Se movían en una danza macabra, un vals de emociones encontradas donde ninguno de los dos daba el paso definitivo. Ella, con los brazos extendidos en una invitación silenciosa, pero los pies anclados al suelo, temiendo la cercanía que anhelaba. Él, con el corazón a mil, acercándose y retrocediendo como un péndulo, incapaz de cruzar esa delgada línea que los separaba.
Nunca ella pidió, ni él fue capaz de ofrecer. Tenían algo en común: esperar.
Dos almas gemelas, dos piezas de un rompecabezas que encajaban a la perfección. Pero la duda, ese fantasma intangible, había construido un muro invisible entre ellos. Ella, ahogada por el temor al abandono, lo empujaba lejos con cada gesto, con cada palabra. Él, aterrorizado por herirla, se contenía, convirtiéndose en un espectador de su propio amor.
Así pasaron los años, en una danza interminable de acercamientos y alejamientos. Se buscaban en las miradas furtivas, se reconocían en la melodía de una canción, se encontraban en los rincones más insospechados de sus vidas. Pero siempre había una distancia insalvable entre ellos, un abismo que ninguno se atrevía a cruzar.
El tiempo, implacable, fue esculpiendo sus destinos. Ambos encontraron otros brazos, otros cuerpos que los abrazaban y los consolaban. Pero ninguno de esos amores pudo llenar el vacío que había dejado el otro. Seguían amándose en secreto, guardando en sus corazones una llama que nunca se extinguió.
Y así, entre idas y venidas, entre encuentros y despedidas, vivieron una vida entera sin vivirla del todo. Una vida marcada por el qué hubiera sido, por las oportunidades perdidas, por el amor que se escapaba entre los dedos.
Al final de sus días, cuando el cuerpo cedía ante el paso del tiempo, se encontraron una vez más. Sus miradas se cruzaron, y en ellas se reflejaron todos los años de anhelos y desencuentros. Se tomaron de la mano, y por un instante, el tiempo se detuvo. En ese último abrazo, lloraron.

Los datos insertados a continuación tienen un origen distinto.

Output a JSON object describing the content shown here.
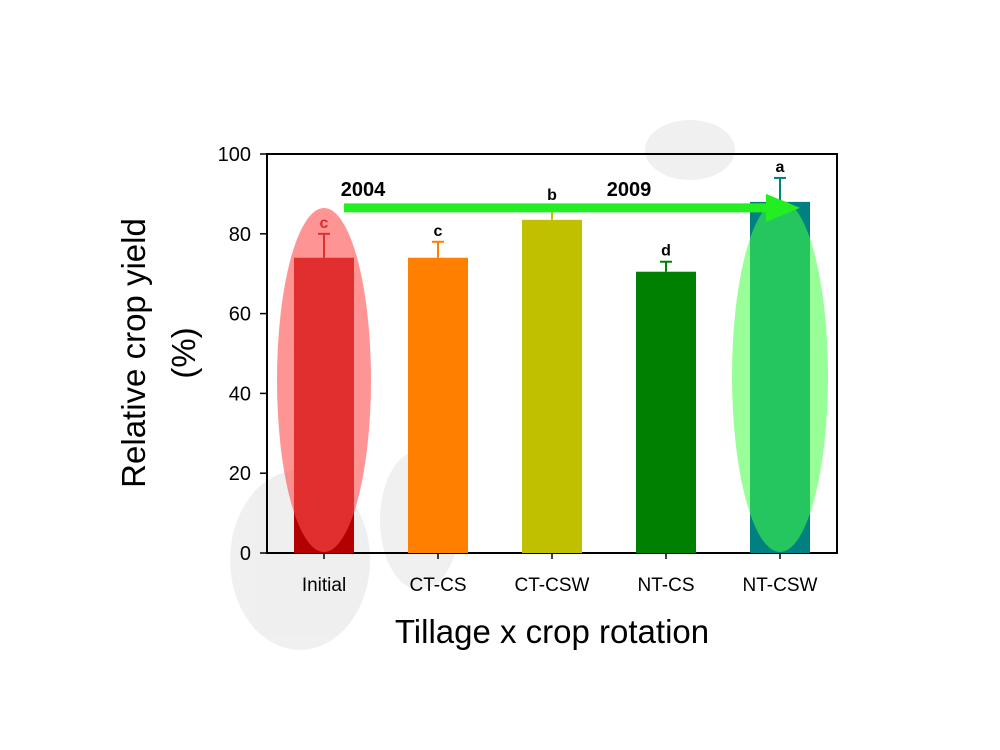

They had something in common
They moved in a macabre dance, a waltz of conflicting emotions where neither of them took the final step. She, with her arms outstretched in silent invitation, but her feet anchored to the ground, fearing the closeness she longed for. He, with his heart racing, swinging back and forth like a pendulum, unable to cross that thin line that separated them.
She never asked, nor was he able to offer. They had one thing in common: waiting.
Two kindred spirits, two pieces of a puzzle that fit together perfectly. But doubt, that intangible phantom, had built an invisible wall between them. She, choked by the fear of abandonment, pushed him away with every gesture, with every word. He, terrified of hurting her, held back, becoming a spectator of his own love.
And so the years passed, in an endless dance of coming closer and moving away. They sought each other in furtive glances, they recognized each other in the melody of a song, they found each other in the most unsuspected corners of their lives. But there was always an unbridgeable distance between them, an abyss that neither dared to cross.
Time, implacable, sculpted their destinies. Both found other arms, other bodies that embraced and comforted them. But none of those loves could fill the void left by the other. They continued to love each other in secret, keeping in their hearts a flame that was never extinguished.
And so, between comings and goings, between meetings and farewells, they lived a whole life without living it at all. A life marked by what would have been, by lost opportunities, by love that slipped through their fingers.
At the end of their days, when their bodies gave way to the passage of time, they met once more. Their gazes crossed, and in them were reflected all the years of longings and misunderstandings. They held hands, and for an instant, time stopped. In that last embrace, they cried.